El caballo me observaba, expectante.
Su imponente altura me hizo tragar saliva.
Era enorme.
Su lomo parecía inalcanzable para alguien como yo, pequeño y frágil en comparación.
—Vas a ponerme a prueba, ¿verdad?
—susurré, acariciando su hocico.
Le di un terrón de azúcar.
El chasquido de sus dientes al morderlo me estremeció, pero sus ojos brillaron con confianza.
Acaricié su cuello firme, sintiendo el calor que irradiaba bajo el pelaje oscuro.
Apreté los labios, decidida.
Tomé impulso apoyando un pie en el estribo, pero el caballo resopló y movió el lomo, haciéndome perder el equilibrio.
—¡No, espera!
—exclamé, cayendo de espaldas sobre la paja entre risas ahogadas y un quejido.
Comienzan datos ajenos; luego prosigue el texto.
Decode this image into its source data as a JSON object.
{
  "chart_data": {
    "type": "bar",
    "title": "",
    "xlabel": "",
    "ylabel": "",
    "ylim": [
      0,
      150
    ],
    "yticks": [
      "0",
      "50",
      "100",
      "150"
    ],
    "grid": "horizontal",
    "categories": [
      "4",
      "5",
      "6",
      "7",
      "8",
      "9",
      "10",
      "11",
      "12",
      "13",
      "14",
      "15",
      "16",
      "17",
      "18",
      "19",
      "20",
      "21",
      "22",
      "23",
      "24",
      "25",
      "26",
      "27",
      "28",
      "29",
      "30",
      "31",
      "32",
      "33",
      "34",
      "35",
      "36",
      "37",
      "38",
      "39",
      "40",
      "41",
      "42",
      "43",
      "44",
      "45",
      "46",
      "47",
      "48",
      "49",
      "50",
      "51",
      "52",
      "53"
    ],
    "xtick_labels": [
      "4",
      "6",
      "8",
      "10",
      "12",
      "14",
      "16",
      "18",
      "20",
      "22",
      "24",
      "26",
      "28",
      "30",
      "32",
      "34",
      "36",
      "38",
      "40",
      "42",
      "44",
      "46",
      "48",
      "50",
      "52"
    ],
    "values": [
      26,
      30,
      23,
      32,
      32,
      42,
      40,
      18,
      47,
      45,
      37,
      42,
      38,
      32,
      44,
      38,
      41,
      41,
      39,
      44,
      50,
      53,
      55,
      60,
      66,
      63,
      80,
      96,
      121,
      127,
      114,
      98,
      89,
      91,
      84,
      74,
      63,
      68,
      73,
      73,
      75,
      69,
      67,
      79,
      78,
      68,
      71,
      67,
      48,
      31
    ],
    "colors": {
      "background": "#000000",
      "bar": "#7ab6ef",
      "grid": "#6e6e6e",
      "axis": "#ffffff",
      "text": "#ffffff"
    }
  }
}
El animal me miró con algo que juraría era diversión.
Rodé los ojos y me puse en pie, sacudiendo la falda y la dignidad.
Probé otra vez.
Esta vez me sostuve con ambas manos de la montura, levanté la pierna con torpeza, ya fuerza de empuje y voluntad, logré subirme, aunque con un suspiro entrecortado.
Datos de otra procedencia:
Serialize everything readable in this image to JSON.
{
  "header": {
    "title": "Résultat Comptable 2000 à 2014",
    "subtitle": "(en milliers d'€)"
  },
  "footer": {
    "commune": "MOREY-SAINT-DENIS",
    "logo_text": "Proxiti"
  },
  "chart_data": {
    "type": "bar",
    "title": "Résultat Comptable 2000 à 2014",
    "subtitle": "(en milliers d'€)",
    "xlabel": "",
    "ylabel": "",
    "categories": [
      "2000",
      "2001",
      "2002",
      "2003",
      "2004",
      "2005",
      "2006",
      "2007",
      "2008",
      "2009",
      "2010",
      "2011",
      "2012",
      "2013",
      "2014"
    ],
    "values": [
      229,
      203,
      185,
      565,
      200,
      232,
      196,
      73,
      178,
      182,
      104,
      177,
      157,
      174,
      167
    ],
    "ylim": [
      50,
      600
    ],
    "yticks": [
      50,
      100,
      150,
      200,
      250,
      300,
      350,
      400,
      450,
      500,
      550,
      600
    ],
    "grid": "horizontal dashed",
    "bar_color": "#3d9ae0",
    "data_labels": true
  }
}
Sentí mis botas ajustarse a los estribos y, de pronto, estaba arriba, sobre aquella criatura majestuosa.
Mi respiración tembló, pero el poder bajo mis piernas me erizó la piel.
Apreté suavemente las riendas.
El caballo avanzó con paso firme, pesado, resonando contra las piedras del suelo.
Cruzamos las puertas laterales de las caballerizas, y el aire fresco me tocó de lleno en el rostro.
El sol estaba alto, bañando de oro los muros y el camino de tierra.
Lo conduje hacia el sendero, con cuidado al principio.
El galope bajo fue como un latido acompañado, mi cuerpo aprendiendo a seguir el movimiento.
Me aferré con fuerza a las riendas, y poco a poco, él fue ganando confianza… y yo también.
El paso se volvió trote, y luego, sin aviso, el corcel azabache se relinchó y se lanzó al galope.
El viento me azotó, feroz, arrancando carcajadas de mis labios que no recordaba haber tenido en años.
Sentí cómo el moño que sujetaba mi cabello se soltaba.
Mi cabello se liberó, bailando con la fuerza del viento como un río de fuego bajo el sol.
Golpeaban mi espalda, rozaban mi rostro, brillaban como si el cielo mismo se reflejara en cada hebra.
El paisaje se volvía un torbellino de verdes y ocres, los árboles pasaban como centinelas, y el sonido de los cascos contra la tierra era un eco salvaje que llenaba el mundo.